Identity & Self, Stop the Stigma

I Am Mentally Ill, and I Am Also… So Many Other Things

I am mentally ill, and I am also a lot of different things. But do people see all of those things, or mostly just the illness?

We all have many different identities associated with all the social roles that we play; not identities as in personalities, but bundles of knowledge, expectations, patterns of behaviour that are associated with specific roles.
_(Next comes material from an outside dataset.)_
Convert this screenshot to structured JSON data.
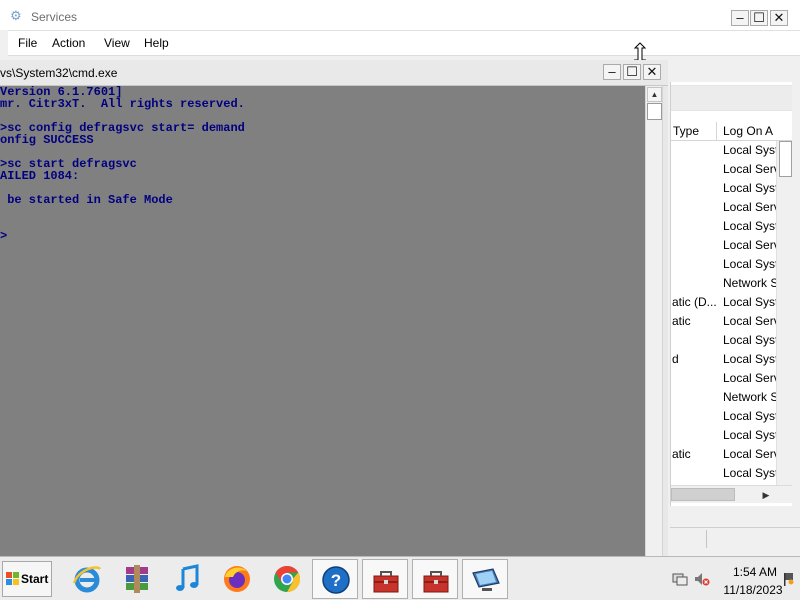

These help us navigate the social world and understand the roles of people who we interact with. For some of us, mentally ill is one of those identities.

The nature of stigma

It’s the nature of stigma that identities that society has deemed to be deviant are seen as all-consuming. If I have a stigmatized identity, in the eyes of society, that’s all that I am and all that I ever will be until the end of time. That’s not reality-based, but stigma isn’t about reality. Stigma involves stereotypes, and stereotypes aren’t multifaceted the way people are.

One of the ideas behind person-first language is that it portrays a person as being more than just the illness. However, stigma runs deeper than words. If we routinely use adjectives to describe positive and neutral characteristics, using adjectives related to mental illness (e.g. referring to myself as mentally ill) wouldn’t be a problem if it weren’t for stigma.

Part of challenging stigma is showing people that we’re not just our illness, and we’re not just stereotypes. We are multi-faceted humans, and we are so much more than people’s stigma. To convince people to see beyond stereotypes and see us takes more than just grammatical tweaks. One of the things it takes is being able to move beyond our own self-stigma and see the many sides of ourselves in order to unapologetically project those out into the world.

Our many identities

I’ve put together an identity map exercise, including examples filled out for myself, as part of the stigma reduction toolkit to accompany my new book, A Brief History of Stigma. It prompts exploration of several different aspects of personal and social identity:

  • Roles: What are the different roles that you play?
  • Relationships: What are some of the roles you play in key relationships, e.g. daughter/son, parent, sibling, friend, colleague?
  • Beliefs & values: What are the beliefs and values that act as your compass in life?
  • Interests & passions: What makes your life brighter?
  • Objective personal characteristics: We’ve all got our basic demographic characteristics, e.g. I’m a 40-something Canadian.
  • Subjective sense of self: What is it like to be you on the inside? For example, I see myself as an introvert, and that affects how I see myself in relation to the world.

We’re all a lot of different things, and whether we’re mentally ill or not, no single thing defines us as a whole. The more that we’re able to hang onto that awareness, the better the position we’re in to resist the pull of self-stigma.

The effects of mental illness

Mental illness can affect many different sides of us, but so can other chronic illnesses, significant life events, or roles that we fulfill. There are a lot of things that can have a big impact on our lives both at the time and moving forward, but that doesn’t mean that they fundamentally change the whole of who we are. Having a kid, for example, changes a whole lot of things about a person’s life, but they’re still the same person.

Mental illness changes what I can do, and often changes what I’m interested in doing, and there are certain parts of me that just aren’t accessible anymore. I feel the effects of my mental illness every day, and in every part of my life. Overall, though, I’m still me, and I’m still much more than just the illness.

Role engulfment

Role engulfment is the idea that we can get so caught up in one role that we fulfill that it takes over our whole identity. This is kind of like what stigma does, but it happens internally, rather than having to do with how others view us.

I think it’s so important to hold onto an anchor of self in spite of illness. Having a greater number of role identities actually has a protective effect when it comes to facing stigma, as it can help with framing stigma as something that’s directed at one side of the self (or people’s beliefs about that side of the self) rather than being directed at the self as a whole.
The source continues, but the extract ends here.